Психотерапевт в концентрационном лагере и седьмая симфония Шостаковича

Есть среди защитных механизмов психики один потрясающий зверь по имени Сублимация. Когда я была ещё очень маленькой и, соответственно, не шибко умной, на музыкальной литературе (это если что очень занудный предмет, во время которого я чаще всего сладенько так дремала)мы проходили творчество Шостаковича, а конкретно – его седьмую симфонию.

Кто не шарит за тему, для тех поясню. Это произведение композитор писал с самого начала Великой отечественной войны. Начав работу над ним в тогда ещё Ленинграде, Шостакович не только творил, но и принимал участие в обороне города. Позже, когда композитор был эвакуирован, работа продолжилась. Когда симфония была дописана, её партитуру доставили в блокадный Ленинград самолётом. Оркестр собирали по всему городу и даже на передовой. Вы представляете себе, что это – постоянные бомбёжки, страх, неопределённость. А люди собрали оркестр. Собрали, сыгрались – и симфония была исполнена, в последствии став символом мужества и стойкости Ленинграда.

«Седьмая симфония возникла из совести русского народа, принявшего без колебания смертный бой с чёрными силами. Написанная в Ленинграде, она выросла до размеров большого мирового искусства, понятного на всех широтах и меридианах, потому что она рассказывает правду о человеке в небывалую годину его бедствий и испытаний».

Это выдержка из статьи Алексея Толстого, которая была использована в качестве эпиграфа для концертной программки. Концертной программки в блокадном городе.

Сидя на нудном занятии и слушая эту историю, я впервые задумалась по-настоящему: как такое возможно? Как в подобных условиях люди могут творить? Откуда берут силы? Разве может ужас приближающихся колонн неприятеля перевоплотиться в музыку?
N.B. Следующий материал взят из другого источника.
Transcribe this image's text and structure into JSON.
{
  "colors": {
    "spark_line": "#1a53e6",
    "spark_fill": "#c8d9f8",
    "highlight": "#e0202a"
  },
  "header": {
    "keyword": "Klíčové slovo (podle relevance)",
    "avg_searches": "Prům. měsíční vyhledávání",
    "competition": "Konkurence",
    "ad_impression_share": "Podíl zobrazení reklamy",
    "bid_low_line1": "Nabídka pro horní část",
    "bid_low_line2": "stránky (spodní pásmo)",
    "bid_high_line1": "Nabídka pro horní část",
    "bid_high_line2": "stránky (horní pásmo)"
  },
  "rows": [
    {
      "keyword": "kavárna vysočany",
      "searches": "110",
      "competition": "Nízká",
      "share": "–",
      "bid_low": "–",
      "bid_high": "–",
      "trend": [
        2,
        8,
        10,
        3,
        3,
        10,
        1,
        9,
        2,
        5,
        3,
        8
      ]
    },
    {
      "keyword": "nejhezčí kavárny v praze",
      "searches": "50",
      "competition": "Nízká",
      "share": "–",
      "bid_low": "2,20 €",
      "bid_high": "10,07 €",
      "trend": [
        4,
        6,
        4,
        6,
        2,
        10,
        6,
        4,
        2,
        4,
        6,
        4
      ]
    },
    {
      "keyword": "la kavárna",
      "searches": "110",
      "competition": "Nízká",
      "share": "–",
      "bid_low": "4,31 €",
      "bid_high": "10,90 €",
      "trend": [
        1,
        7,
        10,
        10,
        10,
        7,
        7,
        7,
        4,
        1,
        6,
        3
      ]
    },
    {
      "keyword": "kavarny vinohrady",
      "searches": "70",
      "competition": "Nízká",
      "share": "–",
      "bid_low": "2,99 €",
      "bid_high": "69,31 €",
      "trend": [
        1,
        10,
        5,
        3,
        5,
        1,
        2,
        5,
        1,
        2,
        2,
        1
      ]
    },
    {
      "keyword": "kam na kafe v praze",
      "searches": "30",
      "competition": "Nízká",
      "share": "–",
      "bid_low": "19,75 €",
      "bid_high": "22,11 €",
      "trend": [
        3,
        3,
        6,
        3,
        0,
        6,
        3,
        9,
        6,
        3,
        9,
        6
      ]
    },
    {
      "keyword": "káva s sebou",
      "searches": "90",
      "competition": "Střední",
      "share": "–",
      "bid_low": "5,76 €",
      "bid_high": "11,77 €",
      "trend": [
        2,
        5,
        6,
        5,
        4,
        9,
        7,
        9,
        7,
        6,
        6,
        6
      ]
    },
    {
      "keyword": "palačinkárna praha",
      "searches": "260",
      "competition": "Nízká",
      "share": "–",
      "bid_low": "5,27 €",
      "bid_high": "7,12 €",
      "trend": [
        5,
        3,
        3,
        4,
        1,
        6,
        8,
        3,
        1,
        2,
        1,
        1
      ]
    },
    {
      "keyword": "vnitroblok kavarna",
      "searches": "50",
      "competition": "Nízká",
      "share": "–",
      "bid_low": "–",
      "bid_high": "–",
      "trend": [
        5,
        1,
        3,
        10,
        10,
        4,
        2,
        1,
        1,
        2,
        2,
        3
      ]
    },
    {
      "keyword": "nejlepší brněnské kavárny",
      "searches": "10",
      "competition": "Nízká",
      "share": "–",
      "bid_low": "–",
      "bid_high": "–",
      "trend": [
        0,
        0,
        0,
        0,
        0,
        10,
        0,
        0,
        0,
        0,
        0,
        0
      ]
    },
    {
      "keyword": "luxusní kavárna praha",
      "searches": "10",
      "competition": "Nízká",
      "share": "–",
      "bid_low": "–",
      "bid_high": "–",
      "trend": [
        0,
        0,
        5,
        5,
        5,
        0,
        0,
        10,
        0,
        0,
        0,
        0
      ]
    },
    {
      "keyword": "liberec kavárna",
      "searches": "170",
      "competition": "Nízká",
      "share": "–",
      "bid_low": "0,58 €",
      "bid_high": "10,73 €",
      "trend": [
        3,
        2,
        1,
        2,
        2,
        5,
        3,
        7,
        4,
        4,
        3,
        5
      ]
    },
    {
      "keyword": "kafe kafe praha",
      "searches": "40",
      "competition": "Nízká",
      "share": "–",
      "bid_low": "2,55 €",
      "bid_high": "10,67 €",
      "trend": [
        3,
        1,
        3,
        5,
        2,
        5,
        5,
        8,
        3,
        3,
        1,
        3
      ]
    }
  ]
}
Ответ на этот вопрос я смогла получить много позже.

Вам знакомо имя Виктора Франкла? Полагаю, если вы учились в университете и слушали курс общей психологии хотя бы немного внимательнее, чем в своё время я – занятия по музыкальной литературе, это имя должно всколыхнуть хотя бы немного туманных воспоминаний.

Да, от музыки мы наконец переходим к психологии, к человеку, который, находясь в немецком концентрационном лагере, сумел не только выжить, но и стать основоположником целого направления в психологии

В отличии от психотерапевтов того времени, Виктор Франкл ставил на первое место поиск смысла жизни, веря, что Человек может пережить любые лишения. А вот, если лишится смысла – он обречён.

Немецкие концентрационные лагеря были филиалами ада на земле, очагами бессмысленности, и многие узники предпочитали оборвать мучения, наложив на себя руки.

Ко времени пленения Франкл уже был состоявшимся психотерапевтом. Его смыслом стала помощь другим узникам, а ещё – восстановление рукописи, которую он потерял.

Франкл находился в тех же условиях, что и прочие, но снова и снова он находил в себе силы поддерживать ближних, и именно это спасло его самого.

«Первыми сломались те, кто верил, что скоро все закончится. Потом – те, кто не верил, что это когда-то закончится. Выжили те, кто сфокусировался на своих делах, без ожиданий того, что ещё может случиться».

Художники, музыканты, поэты, учёные - каким бы странным это не казалось, в сложные времена именно они оказываются в самом спасительном положении.

Кризисы подталкивают тех, кто никогда не творил, погрузиться в творчество.

Так работает психика. Это и сублимация, и эскапизм. Переместив фокус внимания с обдумывания перспектив, тоски о прошлом и тягот настоящего, человек может высвободить ресурсы, о которых даже не подозревал.

Это объединяет те две истории, которые я сегодня затронула.

Ленинградский оркестр и №119104 из Аушвица продолжали делать то, чем жили. Ни ради будущего или прошлого, а ради настоящего. Ради людей, чей боевой дух они могли поднять, ради других заключённых, для которых разговор с удивительной внутренней силы человеком становился последним лучом надежды.

Войны и такие кризисы, как минувшая пандемия, всегда порождают бум в мире искусства. Поэзия, книги, симфонии. Людей привлекает трагизм этих событий. Всё, что создаётся после – становится данью памяти. Но то, что создаётся в процессе – это не только искусство.

Когда я читаю стихи, написанные в окопах, или снова переслушиваю седьмую симфонию, я знаю, что это – не просто музыка, а сублимация и эскапизм, которые, согласно Франклу, спасали своих создателей.